Kind of how wifi has been around for 20 years.. And still people that for sure should understand that the Numbers they put on the box are not real bandwidth that you will see. But every day - all over the net hundreds if not 1000's of post.. Why am I not seeing 1300mbps - my router says it can do 1300mps right there on the box ;)
Its not like this information is not easy available. These people are not learners ;)
Think of it this way - its like your a 4th grade math teacher, and your students don't know that 2+2=4.. They should know this already ;)
I get it, not everyone here is in 4th grade, maybe they are just starting preschool when it comes to this stuff. But if you are to the point your running your own internal DNS, not just your soho router ;) I would of hoped you would of picked this information up by now.
I do not want/need DNS forwarding and Disable DNS Forwarder was what I needed to do.
That is not even on by default.. Had you turned it on? Out of the box pfsense is a resolver.
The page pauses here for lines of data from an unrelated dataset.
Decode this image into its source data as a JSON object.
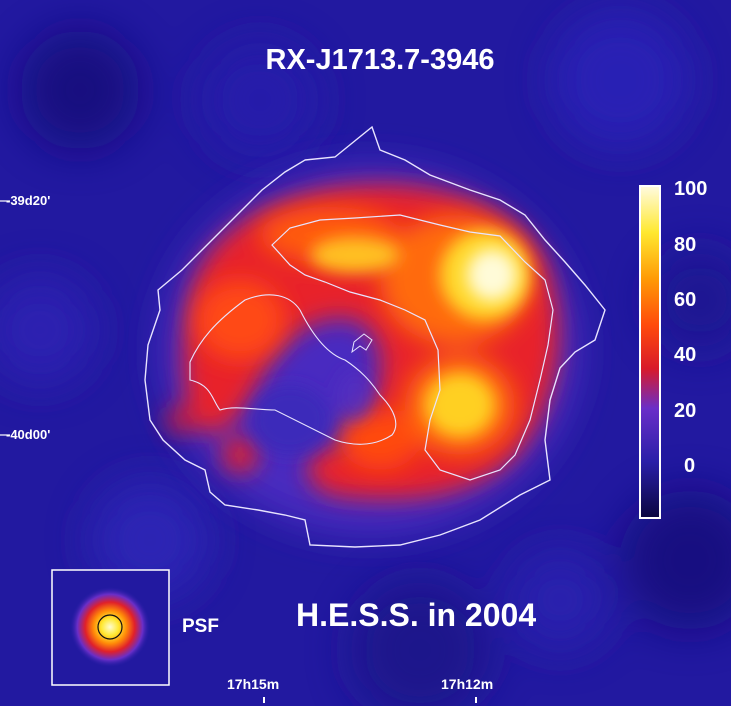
{
  "title": "RX-J1713.7-3946",
  "subtitle": "H.E.S.S. in 2004",
  "psf_label": "PSF",
  "axes": {
    "declination_labels": [
      "-39d20'",
      "-40d00'"
    ],
    "right_ascension_labels": [
      "17h15m",
      "17h12m"
    ]
  },
  "colorbar": {
    "ticks": [
      "100",
      "80",
      "60",
      "40",
      "20",
      "0"
    ],
    "colors": [
      "#0a0640",
      "#2a1fa8",
      "#7a33c8",
      "#d81a2a",
      "#ff4a0c",
      "#ff9a06",
      "#ffe830",
      "#fffbe0"
    ]
  }
}
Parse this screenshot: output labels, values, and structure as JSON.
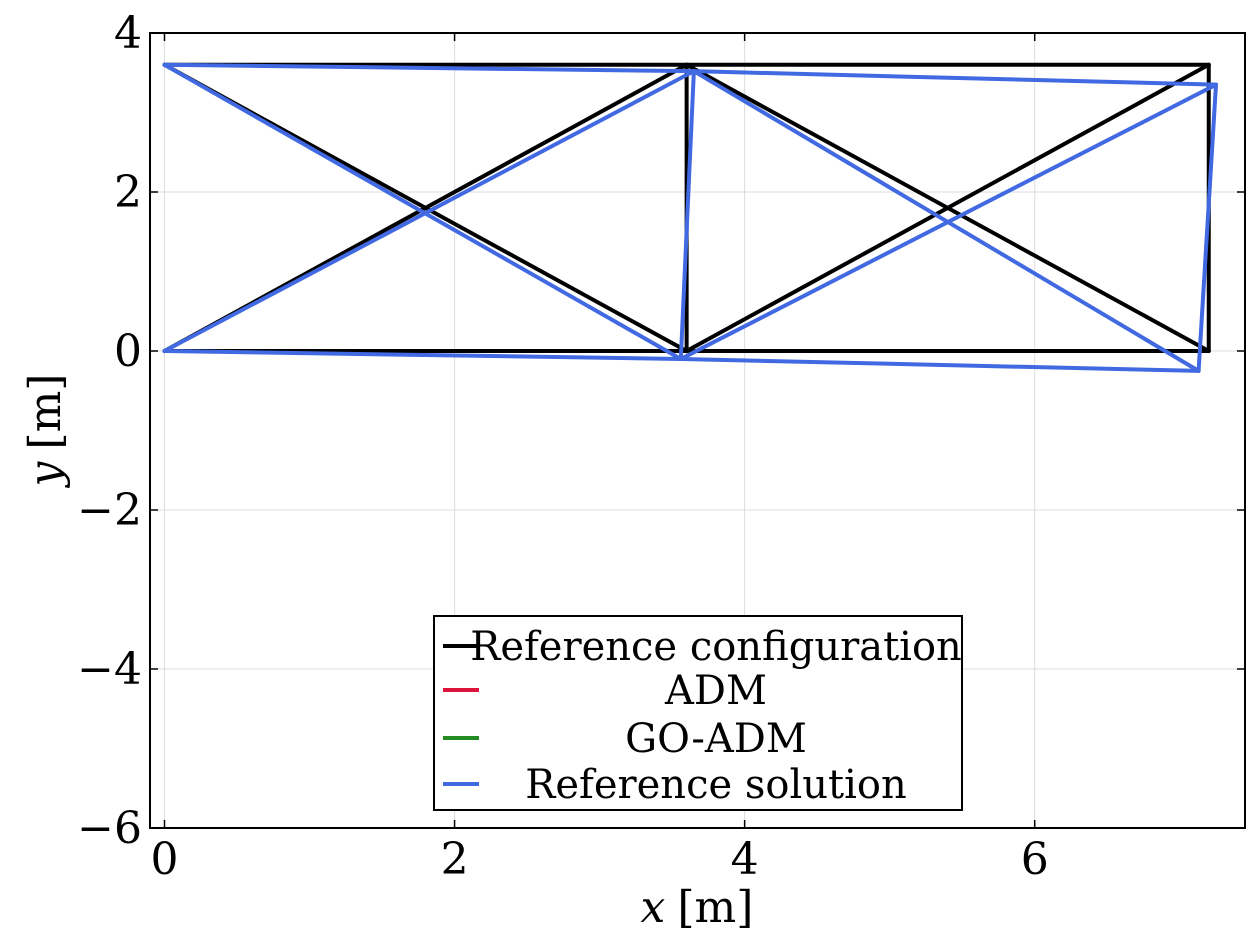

Not a forwarder - for it to forward.. Takes effort by the user.. You either need to disable the resolver and enable the forwarder, or you need to set the resolver to forward.
We do not always have the same skill levels at everything we do. Some things we know less about and know more about other things. That is the beauty of forums, after struggling to learn and try on your own, you hope that someone that does have the knowledge will step up and explain and not chastise.
I'm not saying you chastised me but that each step learned from using pfsense is one that gives me some extra knowledge to know how to look for the next problem.
Anyhow, in my case, I just want pfsense and all of the internal servers to use the local DNS servers. The firewall itself doesn't need to resolve or forward anything, it can use the locals as well. The problem was that is was adding 127.0.0.1 as the first nameserver for all of the DHCP hosts.